Terminology and phrasing limiting you to go to work for ANY competitor within a 100 mile radius of any existing office, or limiting you from contacting any clients or prospective clients (prospective clients, well, that’s pretty much ANYONE), all while applying to not only to the company you are looking to join, but it all carries over in the event of an acquisition, which would further limit your geography, especially if acquired by a big civil engineering consulting firm with offices throughout the United States. Oh, and by the way, there is nothing indicating that you would be protected from any of this even in the event that you are laid off, your office shuts down, or if you were given the ultimatum to relocate. Sounds a little one sided, right? If left un-negotiated, you would have to switch careers altogether should you separate from the firm.
Putting into effect a non-compete for company executives or partners makes sense. After all, if they don’t have an ownership stake, they do at least have access to company financials and the intellectual property that has brought the company much success. They will also have access to clients that they might not have otherwise with other companies. I am personally not convinced that Non-Compete Agreements are necessary for Project Managers and others who do not have an executive role or who do not have “skin in the game,” but this is a trending policy in the civil engineering consulting industry.
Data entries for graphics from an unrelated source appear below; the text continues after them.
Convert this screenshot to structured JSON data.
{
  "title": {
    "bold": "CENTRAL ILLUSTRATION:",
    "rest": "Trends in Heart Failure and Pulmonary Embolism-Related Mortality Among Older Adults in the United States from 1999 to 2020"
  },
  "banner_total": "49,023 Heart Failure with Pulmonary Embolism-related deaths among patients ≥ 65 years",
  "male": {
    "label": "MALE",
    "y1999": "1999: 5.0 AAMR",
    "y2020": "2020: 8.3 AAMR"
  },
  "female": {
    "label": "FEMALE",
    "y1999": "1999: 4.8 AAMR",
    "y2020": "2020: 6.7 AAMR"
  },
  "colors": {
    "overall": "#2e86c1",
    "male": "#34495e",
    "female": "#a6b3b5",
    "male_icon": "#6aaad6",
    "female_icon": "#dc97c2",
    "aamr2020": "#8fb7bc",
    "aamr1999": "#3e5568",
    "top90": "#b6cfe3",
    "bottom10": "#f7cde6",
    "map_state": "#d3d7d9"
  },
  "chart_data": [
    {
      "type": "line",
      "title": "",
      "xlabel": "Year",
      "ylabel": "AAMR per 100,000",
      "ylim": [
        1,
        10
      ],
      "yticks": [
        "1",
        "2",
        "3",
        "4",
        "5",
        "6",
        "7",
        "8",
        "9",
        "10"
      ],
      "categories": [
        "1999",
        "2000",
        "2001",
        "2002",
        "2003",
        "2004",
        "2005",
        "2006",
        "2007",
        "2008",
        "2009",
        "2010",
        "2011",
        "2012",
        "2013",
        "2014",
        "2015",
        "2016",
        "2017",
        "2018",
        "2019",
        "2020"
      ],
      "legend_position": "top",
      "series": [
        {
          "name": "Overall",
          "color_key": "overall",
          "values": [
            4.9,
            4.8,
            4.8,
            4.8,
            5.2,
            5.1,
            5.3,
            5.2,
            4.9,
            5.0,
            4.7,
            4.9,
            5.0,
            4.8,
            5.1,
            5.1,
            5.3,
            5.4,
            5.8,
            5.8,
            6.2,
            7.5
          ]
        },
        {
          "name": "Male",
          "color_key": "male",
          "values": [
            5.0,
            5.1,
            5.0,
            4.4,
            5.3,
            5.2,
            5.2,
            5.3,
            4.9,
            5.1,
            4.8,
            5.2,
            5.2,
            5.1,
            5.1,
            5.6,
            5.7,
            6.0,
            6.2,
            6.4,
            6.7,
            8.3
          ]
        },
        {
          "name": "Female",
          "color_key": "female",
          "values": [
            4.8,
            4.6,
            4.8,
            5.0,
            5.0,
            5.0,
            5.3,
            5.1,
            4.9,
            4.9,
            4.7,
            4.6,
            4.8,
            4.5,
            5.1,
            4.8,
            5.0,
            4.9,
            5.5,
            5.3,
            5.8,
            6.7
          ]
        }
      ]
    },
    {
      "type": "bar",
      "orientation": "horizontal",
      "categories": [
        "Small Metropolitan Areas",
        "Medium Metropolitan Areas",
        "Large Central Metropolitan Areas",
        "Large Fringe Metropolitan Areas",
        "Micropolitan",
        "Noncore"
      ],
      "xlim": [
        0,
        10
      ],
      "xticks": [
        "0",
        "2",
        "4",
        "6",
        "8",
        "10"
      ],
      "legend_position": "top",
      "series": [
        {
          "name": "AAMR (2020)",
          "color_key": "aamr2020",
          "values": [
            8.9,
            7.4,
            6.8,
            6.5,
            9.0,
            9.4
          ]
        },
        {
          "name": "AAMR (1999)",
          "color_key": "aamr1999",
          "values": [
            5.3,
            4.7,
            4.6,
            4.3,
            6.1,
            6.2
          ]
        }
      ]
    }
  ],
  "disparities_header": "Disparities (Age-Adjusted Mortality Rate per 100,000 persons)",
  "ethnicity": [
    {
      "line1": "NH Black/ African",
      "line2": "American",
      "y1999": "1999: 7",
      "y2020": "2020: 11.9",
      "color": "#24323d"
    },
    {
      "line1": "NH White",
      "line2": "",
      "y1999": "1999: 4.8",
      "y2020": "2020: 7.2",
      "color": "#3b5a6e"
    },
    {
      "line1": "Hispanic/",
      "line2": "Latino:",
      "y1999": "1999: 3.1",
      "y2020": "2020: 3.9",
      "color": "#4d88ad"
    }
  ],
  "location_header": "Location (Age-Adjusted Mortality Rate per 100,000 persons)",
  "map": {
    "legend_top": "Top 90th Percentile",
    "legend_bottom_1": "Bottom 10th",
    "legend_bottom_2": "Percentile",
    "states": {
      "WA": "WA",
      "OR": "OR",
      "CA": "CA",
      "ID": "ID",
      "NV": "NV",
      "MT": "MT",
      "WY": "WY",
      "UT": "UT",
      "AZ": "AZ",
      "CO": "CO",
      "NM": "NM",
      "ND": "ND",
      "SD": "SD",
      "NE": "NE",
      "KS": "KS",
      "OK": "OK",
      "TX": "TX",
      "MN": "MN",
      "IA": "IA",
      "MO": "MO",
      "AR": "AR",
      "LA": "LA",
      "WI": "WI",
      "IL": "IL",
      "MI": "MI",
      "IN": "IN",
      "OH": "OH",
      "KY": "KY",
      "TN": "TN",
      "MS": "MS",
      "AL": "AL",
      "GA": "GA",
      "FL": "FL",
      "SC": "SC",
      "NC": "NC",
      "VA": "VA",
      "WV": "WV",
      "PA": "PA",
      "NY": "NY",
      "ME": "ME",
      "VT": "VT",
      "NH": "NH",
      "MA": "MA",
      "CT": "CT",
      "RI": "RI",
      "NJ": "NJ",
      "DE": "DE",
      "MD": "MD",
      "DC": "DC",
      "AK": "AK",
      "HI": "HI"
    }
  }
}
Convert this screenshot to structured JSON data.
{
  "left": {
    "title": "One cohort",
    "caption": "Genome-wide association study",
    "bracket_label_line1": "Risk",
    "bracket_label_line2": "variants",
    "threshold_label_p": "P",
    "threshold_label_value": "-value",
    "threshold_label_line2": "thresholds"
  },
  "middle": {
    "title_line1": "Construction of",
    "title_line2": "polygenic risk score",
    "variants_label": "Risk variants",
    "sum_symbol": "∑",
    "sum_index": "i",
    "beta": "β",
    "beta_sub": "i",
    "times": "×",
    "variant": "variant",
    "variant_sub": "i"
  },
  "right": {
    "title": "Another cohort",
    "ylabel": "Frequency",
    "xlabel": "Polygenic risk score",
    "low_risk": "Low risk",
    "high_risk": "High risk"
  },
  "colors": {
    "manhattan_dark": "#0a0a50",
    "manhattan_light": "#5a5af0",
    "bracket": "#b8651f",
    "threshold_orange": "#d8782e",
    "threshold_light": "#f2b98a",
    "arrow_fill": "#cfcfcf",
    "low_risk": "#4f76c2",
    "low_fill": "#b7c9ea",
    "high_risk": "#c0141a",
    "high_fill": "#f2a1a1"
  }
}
Whatever the case may be, more often than not there are some areas that you should consider negotiating before accepting “as is” if you are not fully comfortable (please keep in mind I am not an attorney nor do I pretend to be – only in my own home when negotiating with my wife and kids):
-> If you are a company executive or partner, you may want negotiate some sort of severance package to help protect you and your family should you separate from the company as it will buy time for you to secure a new position within the other constraints of the agreement.
->If your non-compete contains geographic restrictions, make sure you would still have the ability to work for a “client” or client side company. In other words, make sure it is limited solely to competitors, not clients.
->Make sure that the agreement applies only to the company you are working for at the commencement of your employment, not any future acquisitions. For example – if your employer has 5 or 6 offices, but then is acquired by a national consulting civil engineering firm with offices in every major city across the United States, your options become extremely limited should you not negotiate this ahead of time.
->The non-solicitation of clients is an understandable clause – but if the agreement includes not only existing clients, but potential clients, then again you are limiting your options should you separate as pretty much everyone is a potential client. Try negotiating to only existing clients or those potential clients that have been proposed to over the past 12, 18, or 24 month period.
->Make sure that the non-compete portion of the agreement is null and void in the event of a lay off, a closing of the office, or an ultimatum to relocate with the company.
I am not an attorney, and neither are you.
No matter how dire your current work situation is, you should always go through a non-compete/non-soliticitation/non-disclosure agreement with a fine tooth comb, or even better, shell out some cash to have an attorney review the document – your wallet may become a little light, but that decision could easily save you thousands of dollars in the end… and much stress as well. You may even find that your non-compete agreement will not hold up in a court of law in your state.
Every agreement is different, and these are just a few thoughts based upon my experience in placing civil engineering professionals with consulting engineering firms. Any further advice you can give to the civil engineering community on this topic would be greatly appreciated!